Montag, 12. September 2016

Begegnung mit dem Schicksal

Ich jogge. Und ich versuche, es so regelmäßig wie möglich im Park bei mir um die Ecke zu tun. Den gleichen Weg zu joggen, in den sich wandelnden Jahreszeiten, der immer schneller werdenden Zeit, verleiht mir ein Gefühl von Sicherheit. Da ist wenigstens etwas, was sich nicht wandelt. Etwas, was verlässlich scheint. Ja, den immer gleichen Weg entlangzulaufen, beruhigt mich immer wieder in dieser heutigen Zeit, in der alle gewohnten Strukturen und alles Vertraute auseinanderzubrechen droht. Deshalb liebe ich dieses Ritual. Außerdem kenne ich den Weg bereits so gut, dass ich dort meinen Gedanken über den Sinn und Unsinn der heutigen Zeit nachhängen kann, ohne vom Weg abzukommen.


Wechsel und Beständigkeit

 
Noch etwas in dem Park kenne ich sehr gut: eine grüne Bank, die im Schutz einer alten Kastanie steht. Mal ist die Bank leer. Mal erhält sie Besuch von einem verliebten Pärchen, mal sitzt ein einsam wirkender Mann auf ihr. Dann sehe ich Mutter und Tochter in einem angeregten Gespräch vertieft. Niemals aber treffe ich einen Menschen ein zweites Mal hier. Aber bei jedem Menschen, den ich hier sitzen sehe, habe ich das Gefühl, einem Menschen mit einem einzigartigen Schicksal zu begegnen.

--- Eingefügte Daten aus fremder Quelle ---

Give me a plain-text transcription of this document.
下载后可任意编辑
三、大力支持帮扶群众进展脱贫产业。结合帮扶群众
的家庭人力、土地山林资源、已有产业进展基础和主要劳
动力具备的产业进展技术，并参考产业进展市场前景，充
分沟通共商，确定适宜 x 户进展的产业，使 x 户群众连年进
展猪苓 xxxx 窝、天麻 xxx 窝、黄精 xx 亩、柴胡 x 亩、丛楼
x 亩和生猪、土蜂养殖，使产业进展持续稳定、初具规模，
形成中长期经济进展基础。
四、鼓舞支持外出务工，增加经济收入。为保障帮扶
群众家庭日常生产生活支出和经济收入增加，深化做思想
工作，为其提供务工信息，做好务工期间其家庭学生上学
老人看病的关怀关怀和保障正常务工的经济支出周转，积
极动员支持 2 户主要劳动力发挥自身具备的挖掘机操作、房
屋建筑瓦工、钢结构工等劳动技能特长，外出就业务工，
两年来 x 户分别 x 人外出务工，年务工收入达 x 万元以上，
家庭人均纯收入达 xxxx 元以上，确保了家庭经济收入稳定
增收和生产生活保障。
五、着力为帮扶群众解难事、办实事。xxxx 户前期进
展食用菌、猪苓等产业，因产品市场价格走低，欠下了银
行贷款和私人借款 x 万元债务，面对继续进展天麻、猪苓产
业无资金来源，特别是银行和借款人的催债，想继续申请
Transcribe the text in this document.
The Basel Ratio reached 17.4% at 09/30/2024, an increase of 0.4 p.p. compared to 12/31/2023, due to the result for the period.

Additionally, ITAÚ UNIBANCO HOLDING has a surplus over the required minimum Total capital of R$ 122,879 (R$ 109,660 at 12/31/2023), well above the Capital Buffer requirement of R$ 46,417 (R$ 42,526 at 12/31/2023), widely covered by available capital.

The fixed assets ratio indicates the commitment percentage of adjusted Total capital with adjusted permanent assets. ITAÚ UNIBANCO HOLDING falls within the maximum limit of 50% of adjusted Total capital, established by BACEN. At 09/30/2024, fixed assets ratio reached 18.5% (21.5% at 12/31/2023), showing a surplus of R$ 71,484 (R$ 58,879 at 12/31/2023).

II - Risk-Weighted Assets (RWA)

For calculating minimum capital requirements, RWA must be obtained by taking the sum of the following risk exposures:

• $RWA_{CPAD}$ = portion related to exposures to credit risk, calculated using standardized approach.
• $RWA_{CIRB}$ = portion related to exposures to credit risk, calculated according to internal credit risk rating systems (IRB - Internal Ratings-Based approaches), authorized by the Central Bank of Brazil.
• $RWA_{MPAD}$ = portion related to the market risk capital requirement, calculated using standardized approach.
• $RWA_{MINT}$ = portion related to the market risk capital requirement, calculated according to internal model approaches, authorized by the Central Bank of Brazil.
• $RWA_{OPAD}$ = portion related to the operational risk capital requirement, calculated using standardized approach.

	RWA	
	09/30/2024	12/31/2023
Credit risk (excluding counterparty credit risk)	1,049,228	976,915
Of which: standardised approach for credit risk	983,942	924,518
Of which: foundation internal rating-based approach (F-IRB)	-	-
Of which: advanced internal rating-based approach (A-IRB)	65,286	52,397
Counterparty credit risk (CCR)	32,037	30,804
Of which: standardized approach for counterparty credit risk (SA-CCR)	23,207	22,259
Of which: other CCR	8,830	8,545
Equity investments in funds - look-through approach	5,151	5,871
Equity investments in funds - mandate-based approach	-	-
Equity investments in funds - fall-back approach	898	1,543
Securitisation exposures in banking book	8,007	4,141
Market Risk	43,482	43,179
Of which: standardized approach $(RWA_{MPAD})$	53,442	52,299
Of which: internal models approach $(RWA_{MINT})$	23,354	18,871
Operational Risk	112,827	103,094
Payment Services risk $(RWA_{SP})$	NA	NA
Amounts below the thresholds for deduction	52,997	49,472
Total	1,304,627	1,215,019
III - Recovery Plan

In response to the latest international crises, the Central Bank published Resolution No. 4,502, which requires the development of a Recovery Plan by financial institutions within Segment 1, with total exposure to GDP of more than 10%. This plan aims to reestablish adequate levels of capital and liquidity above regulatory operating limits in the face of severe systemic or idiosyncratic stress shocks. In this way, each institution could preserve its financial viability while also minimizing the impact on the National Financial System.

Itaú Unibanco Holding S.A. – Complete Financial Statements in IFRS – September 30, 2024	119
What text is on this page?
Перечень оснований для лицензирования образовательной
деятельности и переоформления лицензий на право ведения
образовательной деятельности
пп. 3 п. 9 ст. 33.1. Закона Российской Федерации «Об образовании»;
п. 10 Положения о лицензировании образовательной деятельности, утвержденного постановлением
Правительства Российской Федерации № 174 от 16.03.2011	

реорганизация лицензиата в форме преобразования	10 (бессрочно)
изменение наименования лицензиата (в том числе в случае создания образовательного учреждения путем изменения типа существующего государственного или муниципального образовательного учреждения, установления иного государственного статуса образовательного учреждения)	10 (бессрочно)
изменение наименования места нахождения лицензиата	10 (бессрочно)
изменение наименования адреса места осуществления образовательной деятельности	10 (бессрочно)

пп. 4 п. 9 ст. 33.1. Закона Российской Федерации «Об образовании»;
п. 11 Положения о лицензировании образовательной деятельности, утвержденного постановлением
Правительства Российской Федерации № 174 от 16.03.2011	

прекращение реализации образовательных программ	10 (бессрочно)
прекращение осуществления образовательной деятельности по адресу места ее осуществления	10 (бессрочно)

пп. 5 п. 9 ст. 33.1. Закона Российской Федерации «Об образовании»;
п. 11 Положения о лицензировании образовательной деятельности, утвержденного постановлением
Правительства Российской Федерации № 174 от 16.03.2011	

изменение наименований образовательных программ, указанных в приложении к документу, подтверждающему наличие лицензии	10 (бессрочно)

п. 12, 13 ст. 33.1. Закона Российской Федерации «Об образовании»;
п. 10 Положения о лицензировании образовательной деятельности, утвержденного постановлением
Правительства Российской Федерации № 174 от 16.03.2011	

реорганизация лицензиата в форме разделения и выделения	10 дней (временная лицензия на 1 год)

Und jedes Mal lasse meiner Fantasie freien Lauf, während ich an ihnen vorbeilaufe. Ihre Kleidung, ihre Haltung und ihre Mimik verleitet mich zu Rückschlüssen auf ihren Archetypen, auf ihr Leben und ihr Schicksal. Ob ich richtig liege, werde ich nie erfahren. Manche von ihnen scheinen auf der Sonnenseite des Lebens zu wohnen. Das sind diejenigen, die stolz dasitzen und zufrieden lächeln. Andere wirken, als würden sie schweren Lasten auf ihren Schultern tragen. Ihre Augen wirken müde und die Sorgenfalten in ihrem Gesicht sind tief.

Monologe und Zwiegespräche

Einige von ihnen, die alleine auf dieser Bank sitzen, wirken als wären sie in ein Gespräch vertieft. Ich frage mich dann, wer es wohl ist, mit dem sie reden. Vielleicht halten sie ihrem Ehepartner eine Standpauke oder sagen ihrem Vorgesetzten die Meinung. In manchem Augenpaar meine ich Wut zu erkennen. In andere spiegelt sich Resignation oder Einsamkeit. Bei anderen Menschen erahne ich ein Zwiegespräch. Besonders die traurig wirkenden Gesichter lassen mich Vermutungen anstellen. Ist es ein geliebter Mensch, der gerade gestorben ist mit dem sie Zweisprache halten? Oder ein sterbender Mensch, dem man noch so viel zu sagen hat, sich im Angesicht des Todes aber nicht traut? Andere Menschen wiederum, besonders dann, wenn sie krank aussehen, scheinen ihr Leben hier Revue passieren zu lassen. Zumindest ist es das, was ich in ihre nachdenklich wirkenden Gesichter hineininterpretiere.

Eine besondere Begegnung

Als ich gestern an der Bank vorbeilief, saß ein älterer Mann auf ihr. Sein gepflegtes Äußeres und sein offener Blick hatten etwas sehr Einladendes. Als ich an ihm vorbeilief, lächelten wir einander zu. Ich joggte weiter. Aber ein Teil von mir blieb bei dem Mann gedanklich bei ihm. Mir kam die Idee, wie es wohl wäre, wenn dieser Mann mein Schicksal wäre. Nicht in dem Sinne, dass ich mich Hals über Kopf in ihn verlieben würde und wir glücklich bis an das Ende aller Tage wären. Nein, viel eher so, dass er so eine Art Engel wäre, er mein Leben und den Sinn meines Daseins kennen würde und mir all die Fragen beantworten könnte, die ich mir immer wieder stelle und ich bislang keine wirklich zufriedenstellenden Antworten gefunden habe.

Würde mir ein Gespräch mit ihm helfen, das Leben besser zu verstehen, so dass mein Leben besser gelingen könnte? Würde ich dann weniger versuchen, das Leben kontrollieren zu wollen und könnte ich mich dann in mein Schicksal hinein entspannen?